Memory
Memory is an essential component to a functioning OS, it allows for dynamic content such as strings and other data types which need to be stored on the heap. Therefore mapping will first need to be implemented to be able to read and write to virtual memory locations which are stored at some other physical memory location. After this a Global Allocator which takes a page and builds a heap on it, for these purpose a linked list allocator will be used for allocations over 2 MiB, and a Fixed Size Allocator for smaller allocations allowing for fast allocations.
Timeline
In this week the Paging and Global Allocator were quite easy to write due to the help of Phillop’s tutorials help. As I have successfully completed all taskes set out in the project’s timeline, i am currently on track to begin work on Multitasking next week.
Mapping
To handle paging I first needed to get the bootloader to pass a MemoryMap that was taken from the BIOS. This MemoryMap shows what is currently stored in every chunk of memory, such as hardware used memory or where the kernel was loaded. With this I wrote a mapper that tells the CPU the new mappings. An example where I wrote a string to 0xDEADBEEF and read it back from 0xBEEF is as follows.
// Map 0xDEADBEEF to 0xBEEF
let virtualAddr = Page::containing_address(VirtAddr::new(0xDEADBEEF));
let physicalAddr = PhysFrame::containing_address(PhysAddr::new(0xBEEF));
// Create the mapping
memory::create_mapping(virtualAddr, &mut mapper, physicalAddr, &mut frame_allocator);
unsafe {
// Write string to the raw pointer
*(0xDEADBEEF as *mut &str) = "Storing this string at 0xDEADBEEF...";
// Read string from the raw pointer
println!("The string at 0xBEEF: {}", *(0xBEEF as *mut &str));
}
When I run this is Qemu the expected output is that we can read the same value from the other address, and thats what we see!
Global Allocator
For the Global Allocator, I implemented three different implementations. Firstly a bump allocator which provides fast performance, however memory can’t be freed unless everything is freed due to it not tracking which memory it allocates to each process. Secondly a linked list allocator which allows for tracking free space, however due to it having to track the entire list to find a suitable location a third type was implemented. The third type is a fixed size allocator, this is functionally very similar to a linked list allocator except each chunk is a fixed size, this allows fast allocations as the first available block can be popped of the list. A linked list allocator is used behind this the allocate more fixed size blocks if needed and for blocks over 2 KiB as those a rare.
In the following example I create a string (which is stored on the heap) and append various strings to it, this shows that the heap works and can grow an allocation.

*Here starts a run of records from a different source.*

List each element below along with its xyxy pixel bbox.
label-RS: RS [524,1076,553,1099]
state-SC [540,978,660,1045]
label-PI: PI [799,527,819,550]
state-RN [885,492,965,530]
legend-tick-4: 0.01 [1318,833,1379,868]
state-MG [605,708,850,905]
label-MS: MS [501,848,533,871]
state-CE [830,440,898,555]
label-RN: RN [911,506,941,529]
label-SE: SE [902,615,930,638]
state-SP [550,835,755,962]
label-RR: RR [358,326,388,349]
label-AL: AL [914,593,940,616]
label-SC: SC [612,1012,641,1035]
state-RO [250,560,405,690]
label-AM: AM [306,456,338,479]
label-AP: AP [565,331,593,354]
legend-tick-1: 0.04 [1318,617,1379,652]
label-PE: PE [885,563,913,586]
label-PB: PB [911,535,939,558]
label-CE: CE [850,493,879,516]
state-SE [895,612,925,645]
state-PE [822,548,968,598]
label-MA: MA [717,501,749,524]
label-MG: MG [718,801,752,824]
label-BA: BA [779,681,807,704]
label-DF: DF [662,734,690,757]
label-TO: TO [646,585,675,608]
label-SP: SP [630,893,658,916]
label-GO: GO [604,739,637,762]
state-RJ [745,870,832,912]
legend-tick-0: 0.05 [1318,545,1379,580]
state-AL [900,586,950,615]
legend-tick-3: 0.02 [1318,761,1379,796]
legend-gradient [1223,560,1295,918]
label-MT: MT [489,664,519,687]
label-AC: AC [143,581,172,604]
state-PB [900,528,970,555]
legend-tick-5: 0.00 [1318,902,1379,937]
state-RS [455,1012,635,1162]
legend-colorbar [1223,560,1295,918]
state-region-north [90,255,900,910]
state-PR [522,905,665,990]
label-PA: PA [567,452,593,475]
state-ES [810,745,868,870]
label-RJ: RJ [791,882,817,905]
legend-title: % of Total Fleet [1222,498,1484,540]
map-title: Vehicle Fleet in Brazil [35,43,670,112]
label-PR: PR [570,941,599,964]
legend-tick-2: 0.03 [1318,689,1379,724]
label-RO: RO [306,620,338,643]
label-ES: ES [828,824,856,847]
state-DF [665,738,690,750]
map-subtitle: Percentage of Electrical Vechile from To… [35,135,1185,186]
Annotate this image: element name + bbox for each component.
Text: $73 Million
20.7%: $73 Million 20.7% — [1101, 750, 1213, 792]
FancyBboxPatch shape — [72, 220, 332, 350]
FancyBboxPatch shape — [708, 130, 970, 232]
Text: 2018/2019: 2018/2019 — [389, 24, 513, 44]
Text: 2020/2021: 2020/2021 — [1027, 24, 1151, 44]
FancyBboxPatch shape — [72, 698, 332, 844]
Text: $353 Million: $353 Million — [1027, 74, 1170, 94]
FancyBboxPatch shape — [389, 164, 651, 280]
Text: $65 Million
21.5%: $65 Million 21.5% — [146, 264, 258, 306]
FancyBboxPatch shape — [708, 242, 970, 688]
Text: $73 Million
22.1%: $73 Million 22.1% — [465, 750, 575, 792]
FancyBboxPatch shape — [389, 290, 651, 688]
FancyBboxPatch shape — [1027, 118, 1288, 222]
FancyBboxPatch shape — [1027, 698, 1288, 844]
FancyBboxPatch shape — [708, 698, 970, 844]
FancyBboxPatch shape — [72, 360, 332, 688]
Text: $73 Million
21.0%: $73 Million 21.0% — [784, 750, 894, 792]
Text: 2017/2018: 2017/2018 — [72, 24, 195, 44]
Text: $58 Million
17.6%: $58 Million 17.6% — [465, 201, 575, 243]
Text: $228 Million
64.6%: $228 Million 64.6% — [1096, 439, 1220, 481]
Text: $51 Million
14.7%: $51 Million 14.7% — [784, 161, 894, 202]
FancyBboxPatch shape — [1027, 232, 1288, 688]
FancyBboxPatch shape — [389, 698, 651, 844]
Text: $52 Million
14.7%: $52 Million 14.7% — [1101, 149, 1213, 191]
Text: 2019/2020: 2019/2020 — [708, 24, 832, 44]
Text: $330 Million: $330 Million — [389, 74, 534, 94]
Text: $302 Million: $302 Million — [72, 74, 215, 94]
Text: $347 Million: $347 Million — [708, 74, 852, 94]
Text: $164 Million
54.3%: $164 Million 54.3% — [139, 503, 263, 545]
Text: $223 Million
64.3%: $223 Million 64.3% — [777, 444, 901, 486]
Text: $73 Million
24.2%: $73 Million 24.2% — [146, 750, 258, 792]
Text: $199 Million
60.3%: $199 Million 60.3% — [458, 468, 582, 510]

let mut string = String::from("This");
let variable = " is";
string += variable;
string += " a";
string += " string.";
println!("{}", string);
The expected output should be the string “This is a string.” and as shown in the following image that is what we see!
Challenges
The biggest challenge that I had was to write a memory allocator that was capable of being fast. As this is a kernel slow response times are detremental to the rest of the OS. To combat this the allocator type I choses was the fixed size allocator as it contains lists of available blocks in power of 2 chunks, (8, 16, 32, 64, 128, 256, 512, 1024, 2048) Bytes. For allocations larger than this the fallbock linked list allocator is used.